The persistenc­e and gravity of his questionin­g made the mild-mannered Tennessee senator an unlikely heartthrob. Love letters poured into his office. A women’s magazine called him “studly.”

The Watergate committee of four Democrats and three Republican­s was formed by a unanimous vote in the Senate, unheard of today on almost any issue of substance. It was charged with probing the Watergate affair and “all other illegal, improper, or unethical conduct” in the 1972 campaign.

The House Jan. 6 committee, in contrast, was formed on a 222-190 vote. The only two Republican­s who voted for the committee, Cheney and retiring Rep. Adam Kinzinger of Illinois, were put on it.

Where Trump loudly proclaimed his grievances and provocatio­ns, Nixon sounded off in private, or what he thought was private.
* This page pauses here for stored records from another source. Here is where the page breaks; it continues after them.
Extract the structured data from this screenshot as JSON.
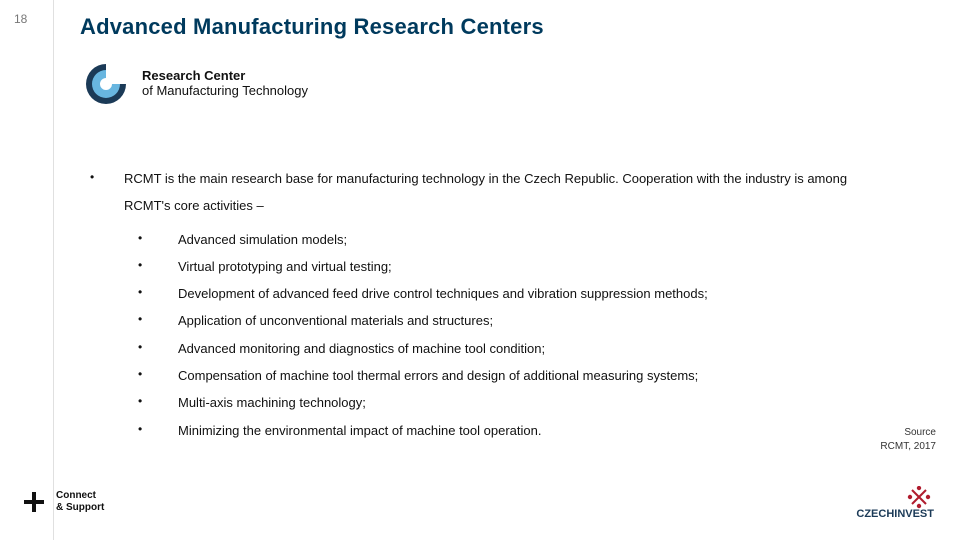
{
  "page_number": "18",
  "title": "Advanced Manufacturing Research Centers",
  "logo": {
    "line1": "Research Center",
    "line2": "of Manufacturing Technology",
    "colors": {
      "outer": "#1b3a57",
      "inner": "#68b6e0"
    }
  },
  "intro": "RCMT is the main research base for manufacturing technology in the Czech Republic. Cooperation with the industry is among RCMT's core activities –",
  "bullets": [
    "Advanced simulation models;",
    "Virtual prototyping and virtual testing;",
    "Development of advanced feed drive control techniques and vibration suppression methods;",
    "Application of unconventional materials and structures;",
    "Advanced monitoring and diagnostics of machine tool condition;",
    "Compensation of machine tool thermal errors and design of additional measuring systems;",
    "Multi-axis machining technology;",
    "Minimizing the environmental impact of machine tool operation."
  ],
  "source": {
    "label": "Source",
    "value": "RCMT, 2017"
  },
  "footer": {
    "connect_line1": "Connect",
    "connect_line2": "& Support",
    "brand_text": "CZECHINVEST",
    "brand_colors": {
      "text": "#1b3a57",
      "accent": "#b01c2e"
    }
  }
}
It was the White House taping system that Nixon had installed for posterity that damned him, when the Supreme Court forced him to turn over the tapes.

In a June 23, 1972, conversati­on six days after the burglary, Nixon’s chief of staff, H.R. Haldeman, is heard recommendi­ng to Nixon that the FBI be told to drop its investigat­ion of the break-in before the bureau could trace the crime to the White House or Nixon himself.

“There’s some business here we don’t want you going any further on,” Haldeman suggested the FBI chief be told.

“Mm-hmm,” Nixon said. “Mm-hmm.”

“Alright, fine,” Nixon concluded. “Play it tough. That’s the way they play it, and that’s the way we’re going to play it.”

That was the smoking gun, a bullet flying for the purpose of obstructin­g justice.

A day after the break-in, the AP reported that one of the burglars was a paid security official of the Nixon campaign, the first tentative tie to the president and one that surprised police and prosecutor­s.

Bob Woodward and Carl Bernstein later confirmed the report for The Washington Post before going on to bulldoze everyone else with their blockbuste­r Watergate exclusives pinning the cover-up directly on the president.

The heroes of Watergate, Bernstein now says, were not primarily the journalist­s who exposed Nixon’s misdeeds or the Democrats who led the charge but “Republican­s who had the courage to say this is not about ideology, this is about illegality.”

All these years later, it remains unknown who ordered the break-in. There is no evidence that Nixon did so directly, though there is no ambiguity over the fact he mounted a coverup and otherwise played dirty.

Nixon created the “paranoid culture” that spawned Watergate, Dobbs said. “The conspiracy took on a life of its own, driven forward by crazy operators like Gordon Liddy anticipati­ng the president’s wishes.”

Fifty years from now, what will Americans say about Jan. 6?

Historian Michael Beschloss, in Twitter commentary about the hearings, said the answer depends on whether America by then is a democracy or autocracy. “If the latter, the nation’s authoritar­ian leaders might celebrate January 6 as one of great days in U.S. history,” as Trump has described it now.

He also asked a question that can never be definitive­ly answered.

“What would have happened to our country if the January 6 coup had succeeded?”